Soviet architect (1901–1979)

Ivan Sergeyevich Nikolaev (Иван Серге́евич Николаев; 19 July 1901 – 22 September 1979) was a Soviet architect and educator, notable for his late 1920s constructivist architecture and later work in industrial architecture.

==Life and career==
Born in Voronezh, Nikolaev trained at the Moscow State Technical University under Viktor Vesnin and Aleksandr Kuznetsov, graduating in 1925. His work prior to 1928 was generally unnoticed (excluding a brief apprenticeship at the 1923 national agricultural exhibition).

In 1928 Nikolaev designed a residential block in Preobrazhenskoye District of Moscow - three buildings of traditional low-cost architecture shaped as an arrow pointed at the Old Believers' Preobrazhenskoye Cemetery. In 1928-1929 he worked as construction manager, building the modernist campus of Moscow Power Engineering Institute designed by Alexey Kuznetsov; Nikolaev received a credit for this project as one of Kuznetsov's six associates.

In 1929 Nikolaev won a public contest for the Communal House of the Textile Institute - a modern campus for 2000 students. Constrained by cost and space limits, Nikolaev produced the most radical example of a communal house, where student life was subject to nearly military regulations. His ideas of reducing private living space to nothing but a sleeping cubicle without windows (the students had to keep all their earthly possessions in a separate locker room and were not allowed to enter the cubicles at daytime) was too radical even for 1920s Soviet avant-garde, so Nikolaev had to change the plans to allow marginally more breathing space to the residents. The building stands to date, vacant and expecting rehabilitation into a modern campus.

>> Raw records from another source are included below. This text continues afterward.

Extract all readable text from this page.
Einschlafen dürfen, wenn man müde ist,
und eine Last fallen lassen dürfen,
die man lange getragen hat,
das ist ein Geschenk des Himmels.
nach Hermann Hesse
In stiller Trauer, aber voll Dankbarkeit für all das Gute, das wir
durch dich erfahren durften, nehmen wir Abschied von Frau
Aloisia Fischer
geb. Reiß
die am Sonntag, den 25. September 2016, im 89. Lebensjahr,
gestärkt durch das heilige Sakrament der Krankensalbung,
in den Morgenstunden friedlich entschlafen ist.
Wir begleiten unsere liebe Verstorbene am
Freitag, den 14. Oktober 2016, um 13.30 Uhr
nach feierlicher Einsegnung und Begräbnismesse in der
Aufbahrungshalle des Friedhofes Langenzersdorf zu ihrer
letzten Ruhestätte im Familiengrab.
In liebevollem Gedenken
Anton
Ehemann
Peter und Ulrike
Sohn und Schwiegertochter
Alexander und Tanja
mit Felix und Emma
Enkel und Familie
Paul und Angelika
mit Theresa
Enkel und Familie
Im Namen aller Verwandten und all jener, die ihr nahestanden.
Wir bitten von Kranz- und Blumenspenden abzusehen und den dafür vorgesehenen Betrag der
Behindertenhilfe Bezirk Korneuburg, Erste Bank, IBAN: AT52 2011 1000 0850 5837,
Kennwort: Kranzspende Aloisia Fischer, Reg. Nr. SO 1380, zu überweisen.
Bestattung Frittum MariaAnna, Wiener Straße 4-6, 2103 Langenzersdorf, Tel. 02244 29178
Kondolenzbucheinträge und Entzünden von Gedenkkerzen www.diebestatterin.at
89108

With the advent of Stalinist architecture and a crackdown on independent professional unions (1932) Nikolaev, like Vesnin brothers and other OSA Group architects, switched to industrial architecture and was not involved in high-profile public projects anymore. His better known projects of 1930s-1940s were built for the textile industry, including the 1935 Kayseri Sumerbank factory in Turkey.

Nikolaev wrote a prolific number of textbooks and research books on architecture, notably Architecture of Roman Aqueducts, and was elected as a member of Academy of Architecture in 1956. He became a member of the faculty of Moscow colleges in 1925. Eventually, Nikolaev completely dedicated himself to education, and held the chair of the director of Moscow Architectural Institute from 1958 to 1970. He died in Moscow in 1979.